To what extent does your jurisdiction follow the OECD Action Plan on Base Erosion and Profit Shifting?

Italy has already implemented a significant number of measures under the Base Erosion and Profit Shifting Action Plan.

Is there a legal distinction between aggressive tax planning and tax avoidance?

The GAAR clarifies that taxpayers may choose between different optional tax regimes provided by the law or between alternative transactions leading to a different tax burden. Therefore, it is recognised that differing tax results arise depending on which choice is made. The GAAR does not challenge such choices. However, it may intervene if the course of action taken by the taxpayer in unreasonable and intended to achieve a favourable tax result as unintended by the lawmaker when it introduced the tax rules in question.

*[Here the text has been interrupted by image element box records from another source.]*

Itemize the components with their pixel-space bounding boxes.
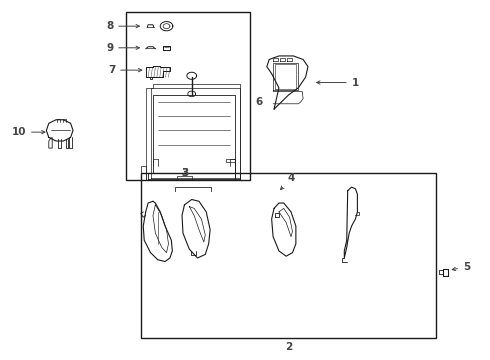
Text: 8: 8 [106,21,139,31]
Bar [141,173,437,338]
Text: 1: 1 [317,77,359,87]
Text: 2: 2 [285,342,292,352]
Text: 3: 3 [181,168,188,178]
Text: 5: 5 [452,262,470,272]
Text: 6: 6 [255,97,262,107]
Text: 10: 10 [12,127,45,137]
Bar [126,12,250,180]
Text: 9: 9 [106,43,139,53]
Text: 7: 7 [108,65,142,75]
Text: 4: 4 [281,173,294,190]
Text: 3: 3 [181,168,188,178]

What penalties are imposed for non-compliance with anti-avoidance provisions?

Article 10bis(13) of Law 212/00 states that transactions which amount to an abuse of law under the GAAR will be subject to the ordinary administrative tax penalties (ie, the penalties contemplated for filing incorrect tax returns or for failing to make the required tax payments).

The Revenue Agency will adjust the amount of tax to the amount which would have been payable without the abusive structure and, in addition, will charge the ordinary applicable penalties.

It is specifically stated that abusive transactions challenged under the GAAR do not amount to tax crimes.